After enduring years of pain from a neuroma in my foot, my doctor has recommended surgery. What kind of results can I anticipate from surgery?

Past studies done shortly after surgery for this condition weren’t very promising. The results appeared to worsen with time. However, a recent study of the long-range benefits of this surgery have shown the opposite is true. The study showed that 85 percent of all patients undergoing neuroma surgery reported either “good” or “excellent” satisfaction an average of five and a half years afterward. In this particular study, the surgery was done through the top of the foot.


Even though some patients still had some numbness or tenderness, it didn’t keep most of them from doing normal activities. Twenty-three people had mild problems with resuming activities. Only two had major restrictions on what they could do. Talk further with your doctor about your expectations and whether they are realistic given your current symptoms.

The pain between my middle toes is from a neuroma. How can I take care of the pain and avoid surgery?
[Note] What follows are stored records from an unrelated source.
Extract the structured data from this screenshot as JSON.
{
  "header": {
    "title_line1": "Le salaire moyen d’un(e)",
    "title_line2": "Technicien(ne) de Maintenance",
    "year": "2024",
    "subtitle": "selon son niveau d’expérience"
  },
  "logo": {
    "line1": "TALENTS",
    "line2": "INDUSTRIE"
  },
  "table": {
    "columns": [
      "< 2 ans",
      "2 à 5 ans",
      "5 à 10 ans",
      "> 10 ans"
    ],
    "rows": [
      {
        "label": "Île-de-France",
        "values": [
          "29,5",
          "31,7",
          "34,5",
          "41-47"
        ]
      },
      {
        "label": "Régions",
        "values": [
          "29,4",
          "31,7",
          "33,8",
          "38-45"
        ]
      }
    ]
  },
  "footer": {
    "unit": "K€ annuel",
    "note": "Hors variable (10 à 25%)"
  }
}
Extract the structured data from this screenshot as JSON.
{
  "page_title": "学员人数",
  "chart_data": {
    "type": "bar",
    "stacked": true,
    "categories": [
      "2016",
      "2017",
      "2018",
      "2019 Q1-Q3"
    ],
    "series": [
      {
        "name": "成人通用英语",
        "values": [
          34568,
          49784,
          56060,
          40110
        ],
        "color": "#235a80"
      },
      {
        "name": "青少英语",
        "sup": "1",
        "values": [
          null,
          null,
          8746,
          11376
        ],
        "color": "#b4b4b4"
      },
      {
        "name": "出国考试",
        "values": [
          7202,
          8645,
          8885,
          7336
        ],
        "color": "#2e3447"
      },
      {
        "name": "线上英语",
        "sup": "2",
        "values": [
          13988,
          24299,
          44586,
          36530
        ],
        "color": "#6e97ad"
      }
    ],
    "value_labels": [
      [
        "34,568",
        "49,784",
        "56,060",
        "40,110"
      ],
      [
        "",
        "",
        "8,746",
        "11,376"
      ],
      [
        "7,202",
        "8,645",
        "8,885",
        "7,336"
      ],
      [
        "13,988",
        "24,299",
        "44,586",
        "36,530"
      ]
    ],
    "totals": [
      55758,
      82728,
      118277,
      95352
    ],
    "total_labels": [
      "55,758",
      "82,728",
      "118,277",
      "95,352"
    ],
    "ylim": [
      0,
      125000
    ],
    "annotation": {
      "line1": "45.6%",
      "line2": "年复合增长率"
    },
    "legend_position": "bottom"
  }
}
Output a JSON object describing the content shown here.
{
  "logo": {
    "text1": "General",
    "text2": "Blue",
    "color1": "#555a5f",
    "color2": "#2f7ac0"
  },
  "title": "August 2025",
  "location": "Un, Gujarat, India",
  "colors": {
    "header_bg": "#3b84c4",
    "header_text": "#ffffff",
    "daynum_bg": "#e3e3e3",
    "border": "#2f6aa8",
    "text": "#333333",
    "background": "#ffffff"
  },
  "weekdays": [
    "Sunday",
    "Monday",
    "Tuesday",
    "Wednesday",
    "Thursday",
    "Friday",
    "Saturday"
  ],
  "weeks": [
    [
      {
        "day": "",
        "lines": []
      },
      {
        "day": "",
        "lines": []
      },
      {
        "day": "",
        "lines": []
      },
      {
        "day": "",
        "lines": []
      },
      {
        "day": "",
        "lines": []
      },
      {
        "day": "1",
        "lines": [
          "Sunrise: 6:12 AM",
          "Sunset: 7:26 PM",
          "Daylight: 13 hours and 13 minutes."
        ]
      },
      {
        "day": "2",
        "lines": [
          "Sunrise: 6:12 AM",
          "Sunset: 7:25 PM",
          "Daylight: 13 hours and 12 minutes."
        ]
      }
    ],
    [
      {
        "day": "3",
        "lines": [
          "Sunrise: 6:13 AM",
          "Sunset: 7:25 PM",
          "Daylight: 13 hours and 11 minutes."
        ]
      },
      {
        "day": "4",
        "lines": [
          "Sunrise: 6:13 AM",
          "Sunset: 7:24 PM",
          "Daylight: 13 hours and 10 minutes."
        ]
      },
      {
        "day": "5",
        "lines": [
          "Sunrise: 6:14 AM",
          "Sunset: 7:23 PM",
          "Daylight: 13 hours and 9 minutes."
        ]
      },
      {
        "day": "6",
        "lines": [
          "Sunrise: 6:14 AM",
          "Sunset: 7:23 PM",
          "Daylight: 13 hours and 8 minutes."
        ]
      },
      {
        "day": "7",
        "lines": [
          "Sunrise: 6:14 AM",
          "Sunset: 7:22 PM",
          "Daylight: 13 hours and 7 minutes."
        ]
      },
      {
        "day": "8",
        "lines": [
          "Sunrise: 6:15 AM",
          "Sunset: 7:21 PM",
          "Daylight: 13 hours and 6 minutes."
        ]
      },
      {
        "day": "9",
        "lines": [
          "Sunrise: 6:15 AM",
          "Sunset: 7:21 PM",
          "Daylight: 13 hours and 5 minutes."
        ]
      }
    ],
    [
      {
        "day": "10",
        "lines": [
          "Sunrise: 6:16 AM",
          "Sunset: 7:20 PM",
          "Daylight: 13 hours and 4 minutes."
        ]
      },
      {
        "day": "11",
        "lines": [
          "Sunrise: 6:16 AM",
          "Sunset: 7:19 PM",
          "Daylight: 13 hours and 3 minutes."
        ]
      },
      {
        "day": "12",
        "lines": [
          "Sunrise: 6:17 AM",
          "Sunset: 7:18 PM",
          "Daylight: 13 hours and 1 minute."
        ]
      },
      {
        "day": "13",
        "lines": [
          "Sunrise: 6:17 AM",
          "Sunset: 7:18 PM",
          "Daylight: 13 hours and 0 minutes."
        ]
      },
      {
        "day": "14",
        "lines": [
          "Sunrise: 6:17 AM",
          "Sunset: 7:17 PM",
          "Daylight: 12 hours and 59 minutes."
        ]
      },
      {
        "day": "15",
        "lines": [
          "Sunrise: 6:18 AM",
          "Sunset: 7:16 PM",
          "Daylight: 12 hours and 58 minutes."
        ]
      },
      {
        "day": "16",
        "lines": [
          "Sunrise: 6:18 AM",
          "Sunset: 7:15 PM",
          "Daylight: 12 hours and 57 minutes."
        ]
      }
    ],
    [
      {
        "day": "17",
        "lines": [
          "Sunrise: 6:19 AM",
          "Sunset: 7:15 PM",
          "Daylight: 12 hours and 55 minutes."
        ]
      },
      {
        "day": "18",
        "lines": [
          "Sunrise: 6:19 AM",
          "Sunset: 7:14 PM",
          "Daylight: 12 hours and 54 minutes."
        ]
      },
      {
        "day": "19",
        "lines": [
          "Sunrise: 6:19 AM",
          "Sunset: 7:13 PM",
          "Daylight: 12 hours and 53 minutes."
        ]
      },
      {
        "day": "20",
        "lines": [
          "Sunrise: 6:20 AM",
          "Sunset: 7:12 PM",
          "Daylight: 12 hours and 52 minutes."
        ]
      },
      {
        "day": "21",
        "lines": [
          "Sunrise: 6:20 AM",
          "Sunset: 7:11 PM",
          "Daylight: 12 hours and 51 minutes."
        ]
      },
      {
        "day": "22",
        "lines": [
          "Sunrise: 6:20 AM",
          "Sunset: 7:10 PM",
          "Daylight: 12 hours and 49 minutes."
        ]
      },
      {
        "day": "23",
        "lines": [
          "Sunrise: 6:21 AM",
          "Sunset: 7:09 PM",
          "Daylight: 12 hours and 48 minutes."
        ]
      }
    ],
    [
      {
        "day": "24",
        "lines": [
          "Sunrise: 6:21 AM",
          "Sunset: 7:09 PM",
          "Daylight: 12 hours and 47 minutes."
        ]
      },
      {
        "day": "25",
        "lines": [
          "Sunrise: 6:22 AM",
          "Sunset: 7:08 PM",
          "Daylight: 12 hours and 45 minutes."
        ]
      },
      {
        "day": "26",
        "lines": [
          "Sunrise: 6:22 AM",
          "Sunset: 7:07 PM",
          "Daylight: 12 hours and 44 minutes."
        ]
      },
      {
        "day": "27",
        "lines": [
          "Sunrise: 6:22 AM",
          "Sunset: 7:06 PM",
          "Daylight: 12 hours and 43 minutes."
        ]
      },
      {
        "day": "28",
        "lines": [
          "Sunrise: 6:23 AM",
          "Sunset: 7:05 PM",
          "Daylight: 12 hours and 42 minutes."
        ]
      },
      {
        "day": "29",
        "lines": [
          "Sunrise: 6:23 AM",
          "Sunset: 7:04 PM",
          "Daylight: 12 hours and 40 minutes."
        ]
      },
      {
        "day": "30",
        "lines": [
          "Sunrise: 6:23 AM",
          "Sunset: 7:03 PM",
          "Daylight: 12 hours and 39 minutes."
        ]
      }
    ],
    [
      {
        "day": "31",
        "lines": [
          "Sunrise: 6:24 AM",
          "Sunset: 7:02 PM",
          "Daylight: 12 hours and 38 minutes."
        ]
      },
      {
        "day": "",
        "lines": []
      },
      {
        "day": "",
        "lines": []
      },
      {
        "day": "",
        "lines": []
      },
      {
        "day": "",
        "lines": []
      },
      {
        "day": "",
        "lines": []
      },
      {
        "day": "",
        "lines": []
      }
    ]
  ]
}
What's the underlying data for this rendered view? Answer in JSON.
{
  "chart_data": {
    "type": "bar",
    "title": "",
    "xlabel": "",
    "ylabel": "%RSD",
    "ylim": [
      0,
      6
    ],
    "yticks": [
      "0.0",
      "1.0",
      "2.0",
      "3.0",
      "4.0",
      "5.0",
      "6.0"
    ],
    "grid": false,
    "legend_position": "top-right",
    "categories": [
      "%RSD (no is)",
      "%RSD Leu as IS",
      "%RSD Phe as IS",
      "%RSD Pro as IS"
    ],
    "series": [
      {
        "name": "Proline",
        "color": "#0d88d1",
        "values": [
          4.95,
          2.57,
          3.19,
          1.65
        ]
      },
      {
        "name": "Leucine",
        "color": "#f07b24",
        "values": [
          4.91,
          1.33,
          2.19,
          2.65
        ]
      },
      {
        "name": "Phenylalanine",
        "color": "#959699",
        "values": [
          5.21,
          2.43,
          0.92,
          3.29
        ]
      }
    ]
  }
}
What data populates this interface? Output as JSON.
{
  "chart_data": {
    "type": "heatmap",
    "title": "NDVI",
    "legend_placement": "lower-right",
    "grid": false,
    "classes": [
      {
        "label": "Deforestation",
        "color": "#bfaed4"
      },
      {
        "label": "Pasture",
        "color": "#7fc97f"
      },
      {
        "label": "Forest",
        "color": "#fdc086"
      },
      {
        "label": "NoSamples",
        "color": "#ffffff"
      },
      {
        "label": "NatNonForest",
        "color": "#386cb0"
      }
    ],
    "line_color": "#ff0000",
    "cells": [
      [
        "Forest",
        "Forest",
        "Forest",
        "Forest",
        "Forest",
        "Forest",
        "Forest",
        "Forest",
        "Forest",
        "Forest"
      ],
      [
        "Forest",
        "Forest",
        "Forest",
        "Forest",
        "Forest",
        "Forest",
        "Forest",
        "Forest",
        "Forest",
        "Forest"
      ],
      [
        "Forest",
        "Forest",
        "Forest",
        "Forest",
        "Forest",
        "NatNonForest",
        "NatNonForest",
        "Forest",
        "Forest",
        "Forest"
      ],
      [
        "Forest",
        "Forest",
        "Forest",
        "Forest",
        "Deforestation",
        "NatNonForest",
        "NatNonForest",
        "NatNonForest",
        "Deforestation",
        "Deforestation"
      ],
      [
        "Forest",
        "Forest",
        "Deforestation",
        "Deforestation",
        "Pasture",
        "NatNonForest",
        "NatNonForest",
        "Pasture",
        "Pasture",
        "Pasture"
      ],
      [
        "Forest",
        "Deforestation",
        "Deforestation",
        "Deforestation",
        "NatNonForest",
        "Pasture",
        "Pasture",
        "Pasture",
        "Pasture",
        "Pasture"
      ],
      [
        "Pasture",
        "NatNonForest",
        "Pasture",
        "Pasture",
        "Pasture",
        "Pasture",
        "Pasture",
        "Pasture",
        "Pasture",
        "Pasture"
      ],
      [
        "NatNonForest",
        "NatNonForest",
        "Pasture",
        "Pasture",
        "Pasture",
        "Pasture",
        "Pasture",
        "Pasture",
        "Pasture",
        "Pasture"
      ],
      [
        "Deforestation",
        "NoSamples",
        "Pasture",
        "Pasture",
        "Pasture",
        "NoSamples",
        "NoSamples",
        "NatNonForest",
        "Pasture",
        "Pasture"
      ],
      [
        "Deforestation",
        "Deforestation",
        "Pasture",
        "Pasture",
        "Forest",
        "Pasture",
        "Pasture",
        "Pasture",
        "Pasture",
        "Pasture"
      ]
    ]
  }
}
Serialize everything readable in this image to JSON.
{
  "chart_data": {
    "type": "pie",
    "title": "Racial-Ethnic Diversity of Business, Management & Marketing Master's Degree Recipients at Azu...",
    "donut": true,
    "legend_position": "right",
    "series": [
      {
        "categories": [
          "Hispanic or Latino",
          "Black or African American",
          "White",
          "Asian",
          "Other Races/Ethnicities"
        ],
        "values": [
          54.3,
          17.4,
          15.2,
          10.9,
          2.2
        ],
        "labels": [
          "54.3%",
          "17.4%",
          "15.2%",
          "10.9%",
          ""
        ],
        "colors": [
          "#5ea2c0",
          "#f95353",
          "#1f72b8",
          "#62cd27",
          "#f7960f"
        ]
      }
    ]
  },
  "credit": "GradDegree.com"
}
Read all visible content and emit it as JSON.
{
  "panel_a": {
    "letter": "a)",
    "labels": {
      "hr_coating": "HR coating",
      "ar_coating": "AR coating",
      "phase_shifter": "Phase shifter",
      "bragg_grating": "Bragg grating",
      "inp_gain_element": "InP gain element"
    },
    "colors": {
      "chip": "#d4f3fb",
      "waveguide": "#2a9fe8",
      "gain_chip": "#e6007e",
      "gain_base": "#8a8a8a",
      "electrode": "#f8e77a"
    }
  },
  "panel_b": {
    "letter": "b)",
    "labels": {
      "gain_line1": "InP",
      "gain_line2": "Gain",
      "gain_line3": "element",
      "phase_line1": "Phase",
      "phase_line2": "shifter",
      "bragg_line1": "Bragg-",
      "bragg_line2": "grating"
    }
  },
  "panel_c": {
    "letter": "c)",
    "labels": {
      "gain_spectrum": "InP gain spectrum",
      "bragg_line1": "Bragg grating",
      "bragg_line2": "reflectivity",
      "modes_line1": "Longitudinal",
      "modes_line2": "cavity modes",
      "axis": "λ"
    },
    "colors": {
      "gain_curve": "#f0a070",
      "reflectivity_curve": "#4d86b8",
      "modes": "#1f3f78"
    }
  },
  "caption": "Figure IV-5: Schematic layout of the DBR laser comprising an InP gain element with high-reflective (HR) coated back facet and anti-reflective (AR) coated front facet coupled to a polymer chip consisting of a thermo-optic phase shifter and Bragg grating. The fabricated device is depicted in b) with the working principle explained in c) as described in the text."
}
Most doctors think painful neuromas are from scar tissue that squeezes a small nerve that runs between the toes (the interdigital nerve). To relieve pressure, choose shoes with a wide toe-box in front. Avoid tight and narrow footwear. You may find instant relief by placing a small “metatarsal pad” within your shoe. This pad is used to spread your toes slightly and take pressure off the interdigital nerve.


Physical therapy treatments are often helpful. These can relieve inflammation around the painful spot. Treatments may include ultrasound or topical cortisone applications. Orthotics may be prescribed to support the foot and take pressure off the sore nerve. If these measures are unsuccessful, your doctor may suggest a cortisone injection.


If pain becomes unbearable and keeps you from doing the activities you enjoy, surgery may be recommended.

Which is the safer way to do surgery for a painful neuroma in the foot–from the top of the foot or from the bottom?

Time and experience indicate that working from the top of the foot has fewer complications. And the results tend to be better.


By having surgery through the top of the foot, most patients can start to put weight on the foot right away after surgery. Patients also have fewer problems with the wound.


In a recent study, the authors reported that neuroma surgery from the top of the foot had a mere three percent rate of problems, whereas surgery done through the sole of the foot caused complications up to 36 percent of the time.